Closed slaneyrw closed 1 year ago

slaneyrw commented 1 year ago

Hi Team.

When using the ServiceBus Trigger in combination with the fullyQualifiedNamespace setting, the way the DI system is configured gives us no way to control how the TokenCredential is evaluated.

This is painfully obvious when our developers are running the function app locally. It can a while before a valid credential is returned from the (hardcoded) credential chain, given some of the credentialToken sources also retry a number of times. This needs to complete before the function app is able to respond to any triggers.

With the use-case of configuring ServiceBus queues/topics with the appropriate roles for the developer's identity, we need to authenticate as the service bus transport is opened. The usual situation is that the VisualStudio or AzureCLI credential token finally gives back a token. The simple answer is to switch back to using a connection string with a SharedAccessKey but we want to remove ALL secrets from configuration, even local dev configuration.

I've looked through all of the options that the library gives me, but I keep coming back to the fact that the ServiceBusClient all appears to be created via the AzureComponentFactoryImpl object.. This ( and it's dependencies ) are internal and there are no obvious injection points.

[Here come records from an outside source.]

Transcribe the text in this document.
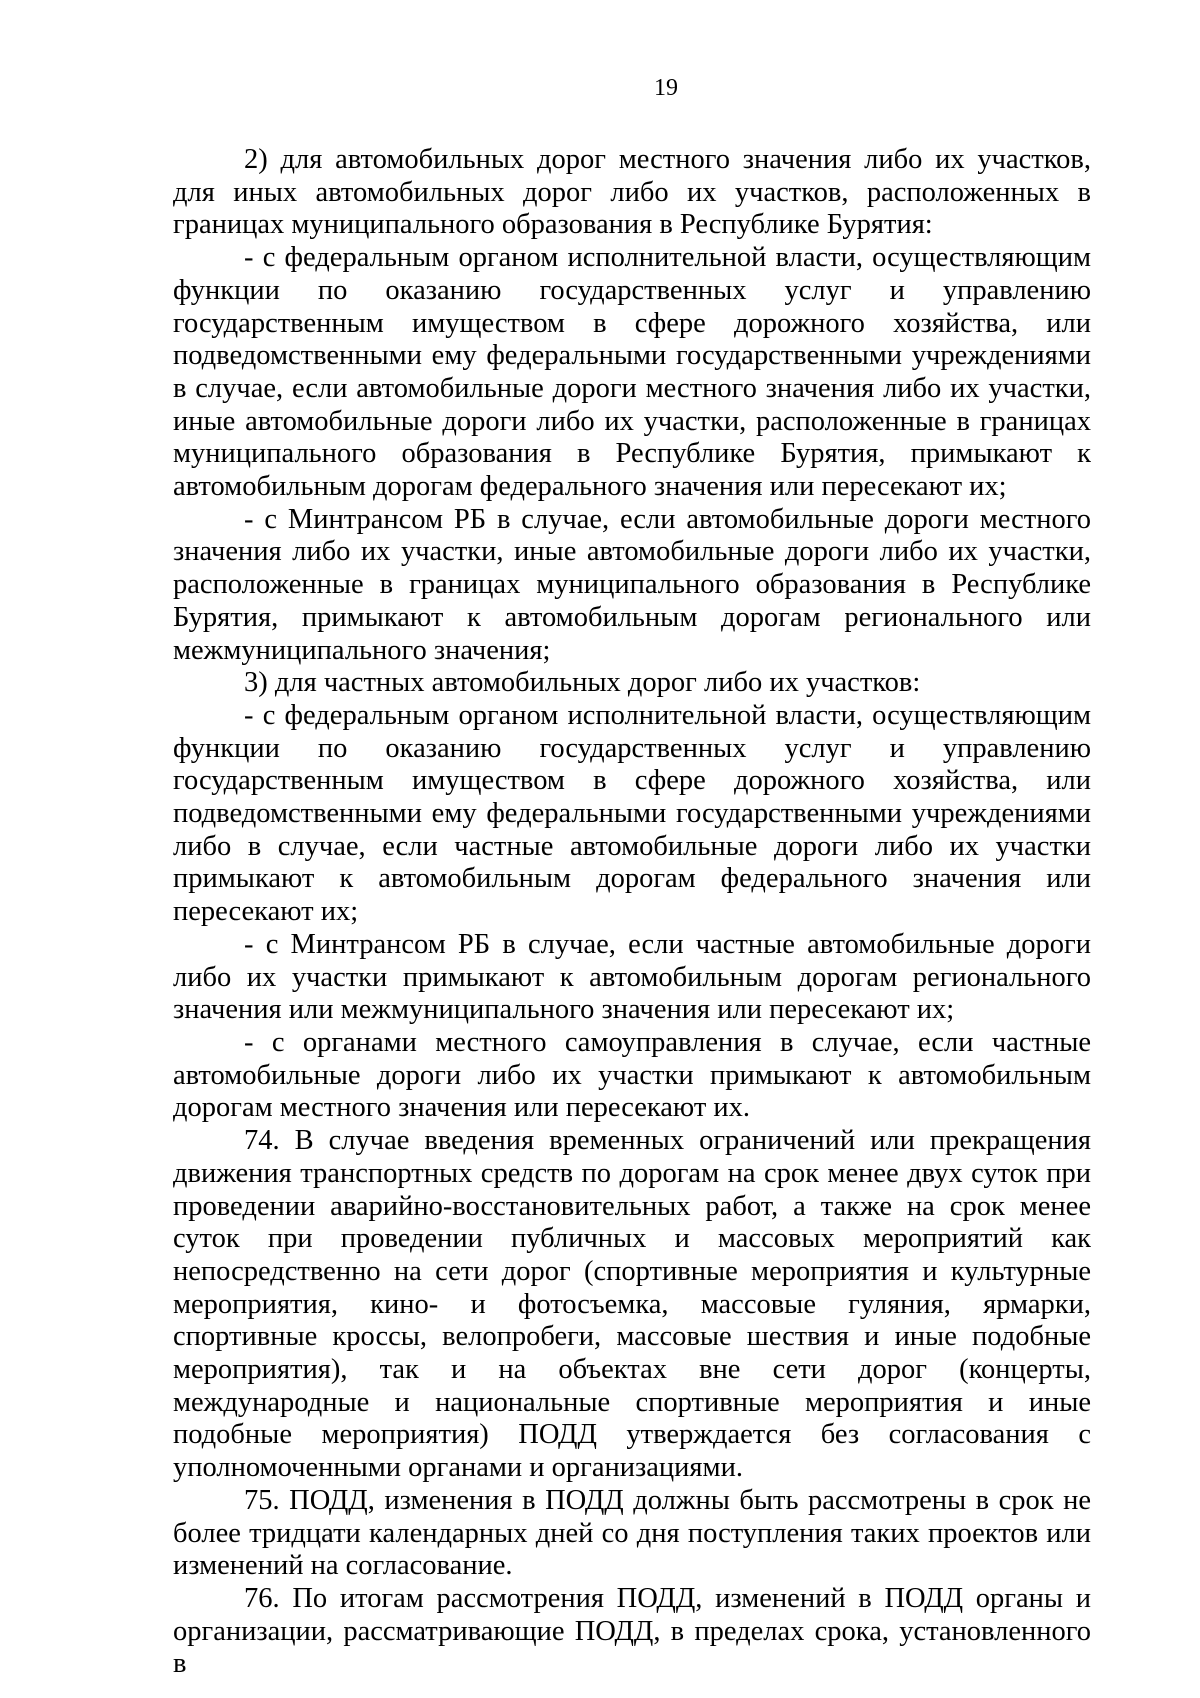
19

2) для автомобильных дорог местного значения либо их участков, для иных автомобильных дорог либо их участков, расположенных в границах муниципального образования в Республике Бурятия:

- с федеральным органом исполнительной власти, осуществляющим функции по оказанию государственных услуг и управлению государственным имуществом в сфере дорожного хозяйства, или подведомственными ему федеральными государственными учреждениями в случае, если автомобильные дороги местного значения либо их участки, иные автомобильные дороги либо их участки, расположенные в границах муниципального образования в Республике Бурятия, примыкают к автомобильным дорогам федерального значения или пересекают их;

- с Минтрансом РБ в случае, если автомобильные дороги местного значения либо их участки, иные автомобильные дороги либо их участки, расположенные в границах муниципального образования в Республике Бурятия, примыкают к автомобильным дорогам регионального или межмуниципального значения;

3) для частных автомобильных дорог либо их участков:

- с федеральным органом исполнительной власти, осуществляющим функции по оказанию государственных услуг и управлению государственным имуществом в сфере дорожного хозяйства, или подведомственными ему федеральными государственными учреждениями либо в случае, если частные автомобильные дороги либо их участки примыкают к автомобильным дорогам федерального значения или пересекают их;

- с Минтрансом РБ в случае, если частные автомобильные дороги либо их участки примыкают к автомобильным дорогам регионального значения или межмуниципального значения или пересекают их;

- с органами местного самоуправления в случае, если частные автомобильные дороги либо их участки примыкают к автомобильным дорогам местного значения или пересекают их.

74. В случае введения временных ограничений или прекращения движения транспортных средств по дорогам на срок менее двух суток при проведении аварийно-восстановительных работ, а также на срок менее суток при проведении публичных и массовых мероприятий как непосредственно на сети дорог (спортивные мероприятия и культурные мероприятия, кино- и фотосъемка, массовые гуляния, ярмарки, спортивные кроссы, велопробеги, массовые шествия и иные подобные мероприятия), так и на объектах вне сети дорог (концерты, международные и национальные спортивные мероприятия и иные подобные мероприятия) ПОДД утверждается без согласования с уполномоченными органами и организациями.

75. ПОДД, изменения в ПОДД должны быть рассмотрены в срок не более тридцати календарных дней со дня поступления таких проектов или изменений на согласование.

76. По итогам рассмотрения ПОДД, изменений в ПОДД органы и организации, рассматривающие ПОДД, в пределах срока, установленного в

AzureClientsGlobalOptions, which has an CredentialFactory cannot be modified, and the DefaultAzureCredential used is hardcoded.

Can you either resolve DefaultAzureCredential, or use an IOptions\<DefaultAzureCredentialOptions> somewhere. Then we can configure the choices that are used and optimise the dev inner-loop.

At the moment, we are seriously considering dropping the Function App host in favour of a normal WebHost, where we can control the runtime. HTTP Bindings are simply replaced with MVC Routes and ServiceBus Triggers replaced with MassTransit consumers. We also get the benefit of having an OpenAPI spec without resorting to 3rd party libraries.

On a related topic, you appear to be using a side-by-side dependency model to create your ServiceBus client than the one used by the Azure.Messaging.ServiceBus and it's extension methods. This means we have to configure ServiceBus twice when we also publish from a function app. I know this is probably historical, but consolidation of your DI would be nice.